You really cannot understate what a disaster the Cleveland Cavaliers are this year, strictly from LeBron James leaving to Miami. This team led the league in wins the previous two seasons! They won 66 games games in 2009, and 61 in 2010. They'll be lucky to win 15 this time around. Their collapse is truly something to behold. Consider that the 1998-99 Chicago Bulls, after the departure of Michael Jordan, Scottie Pippen, Dennis Rodman, Steve Kerr and Luc Longley, went 13-37 in a lockout-shortened season. This Cavaliers team retained almost all their role players from last year: Mo Williams, Anthony Parker, Daniel Gibson, J.J. Hickson, Anderson Varejao, Antawn Jamison and Leon Powe. And yet, if the Cavaliers lose on Thursday, the team will be 8-42 through 50 games -- five games worse than that Bulls team was without Jordan, Pippen and Rodman.

If that doesn't speak to the value of LeBron James, and how he WAS the Cleveland Cavaliers for all those years, then nothing does. The Bulls might be bad if Derrick Rose disappeared, but do we honestly believe that they'd be 8-42 if he left? With Carlos Boozer, Joakim Noah and Luol Deng in the starting lineup?
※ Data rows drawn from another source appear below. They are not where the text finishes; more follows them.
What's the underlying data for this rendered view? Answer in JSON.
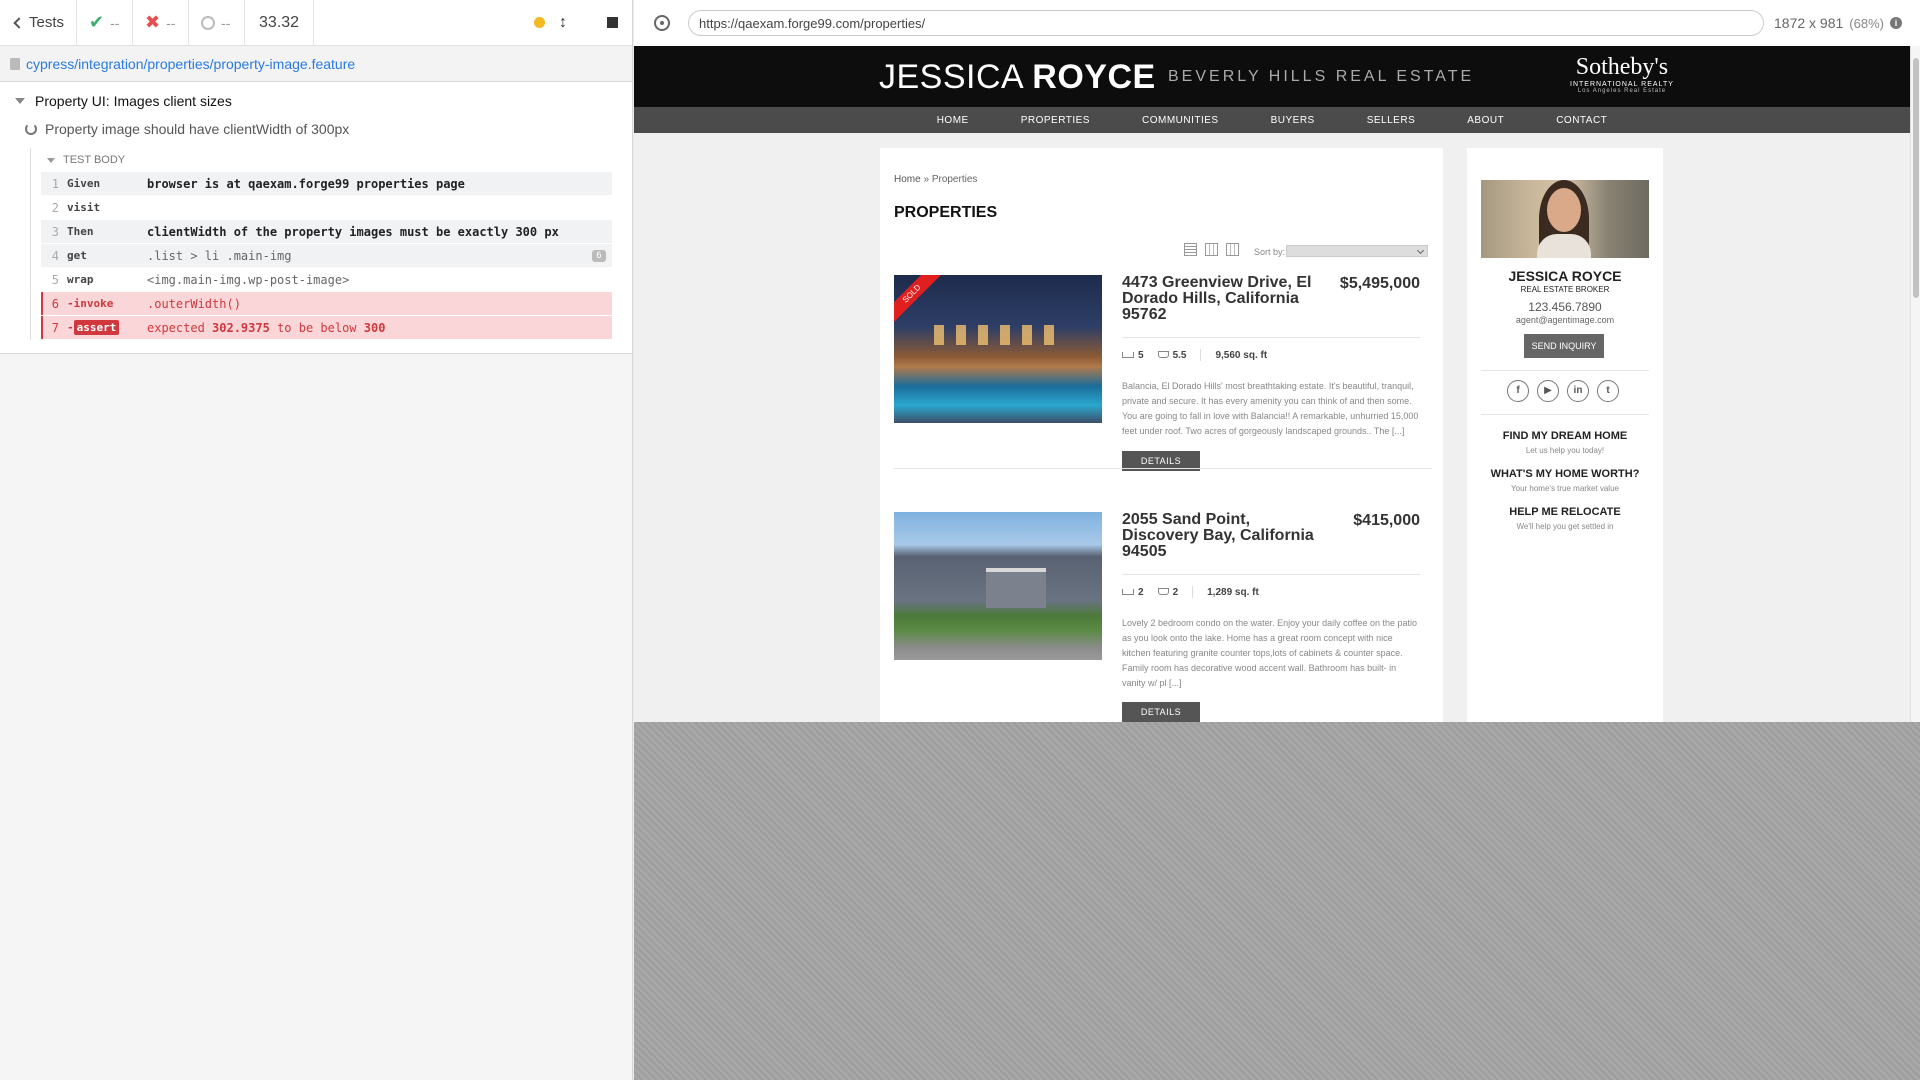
{
  "reporter": {
    "tests_label": "Tests",
    "passed": "--",
    "failed": "--",
    "pending": "--",
    "duration": "33.32",
    "spec_path": "cypress/integration/properties/property-image.feature",
    "suite_title": "Property UI: Images client sizes",
    "test_title": "Property image should have clientWidth of 300px",
    "body_label": "TEST BODY",
    "commands": [
      {
        "num": "1",
        "name": "Given",
        "msg": "browser is at qaexam.forge99 properties page"
      },
      {
        "num": "2",
        "name": "visit",
        "msg": ""
      },
      {
        "num": "3",
        "name": "Then",
        "msg": "clientWidth of the property images must be exactly 300 px"
      },
      {
        "num": "4",
        "name": "get",
        "msg": ".list > li .main-img",
        "count": "6"
      },
      {
        "num": "5",
        "name": "wrap",
        "msg": "<img.main-img.wp-post-image>"
      },
      {
        "num": "6",
        "name": "-invoke",
        "msg": ".outerWidth()"
      },
      {
        "num": "7",
        "name": "-",
        "tag": "assert",
        "msg_pre": "expected",
        "msg_val1": "302.9375",
        "msg_mid": "to be below",
        "msg_val2": "300"
      }
    ]
  },
  "aut": {
    "url": "https://qaexam.forge99.com/properties/",
    "viewport": "1872 x 981",
    "zoom": "(68%)",
    "site": {
      "logo_first": "JESSICA ",
      "logo_last": "ROYCE",
      "tagline": "BEVERLY HILLS REAL ESTATE",
      "brand_big": "Sotheby's",
      "brand_small": "INTERNATIONAL REALTY",
      "brand_tiny": "Los Angeles Real Estate",
      "nav": [
        "HOME",
        "PROPERTIES",
        "COMMUNITIES",
        "BUYERS",
        "SELLERS",
        "ABOUT",
        "CONTACT"
      ],
      "breadcrumb_home": "Home",
      "breadcrumb_sep": " » ",
      "breadcrumb_current": "Properties",
      "page_title": "PROPERTIES",
      "sort_label": "Sort by:",
      "listings": [
        {
          "badge": "SOLD",
          "address": "4473 Greenview Drive, El Dorado Hills, California 95762",
          "price": "$5,495,000",
          "beds": "5",
          "baths": "5.5",
          "sqft": "9,560 sq. ft",
          "description": "Balancia, El Dorado Hills' most breathtaking estate. It's beautiful, tranquil, private and secure. It has every amenity you can think of and then some. You are going to fall in love with Balancia!! A remarkable, unhurried 15,000 feet under roof. Two acres of gorgeously landscaped grounds.. The [...]",
          "button": "DETAILS"
        },
        {
          "badge": "",
          "address": "2055 Sand Point, Discovery Bay, California 94505",
          "price": "$415,000",
          "beds": "2",
          "baths": "2",
          "sqft": "1,289 sq. ft",
          "description": "Lovely 2 bedroom condo on the water. Enjoy your daily coffee on the patio as you look onto the lake. Home has a great room concept with nice kitchen featuring granite counter tops,lots of cabinets & counter space. Family room has decorative wood accent wall. Bathroom has built- in vanity w/ pl [...]",
          "button": "DETAILS"
        }
      ],
      "agent": {
        "name": "JESSICA ROYCE",
        "title": "REAL ESTATE BROKER",
        "phone": "123.456.7890",
        "email": "agent@agentimage.com",
        "button": "SEND INQUIRY",
        "social": [
          "f",
          "▶",
          "in",
          "t"
        ],
        "ctas": [
          {
            "title": "FIND MY DREAM HOME",
            "sub": "Let us help you today!"
          },
          {
            "title": "WHAT'S MY HOME WORTH?",
            "sub": "Your home's true market value"
          },
          {
            "title": "HELP ME RELOCATE",
            "sub": "We'll help you get settled in"
          }
        ]
      }
    }
  }
}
Do we honestly believe that if Kevin Durant disappeared, that Russell Westbrook and Jeff Green couldn't get the Thunder eight wins through 50 games?

James should be the MVP not only because of the decimation his absence has leveled on his former team, but by how he's lifted his new one, which has two other superstars but lacks a single non-replacable role player. If James won it, again, it'd be three times in a row, which is why most writers would rather give it to someone with a little less bravado and ego, like Durant. But in the same way that the football writers had to wipe their hands and give the Coach of the Year award to Bill Bellichick, the basketball writers will eventually have to give it to LeBron. If this guy isn't the most valuable player in the NBA, then who the hell is?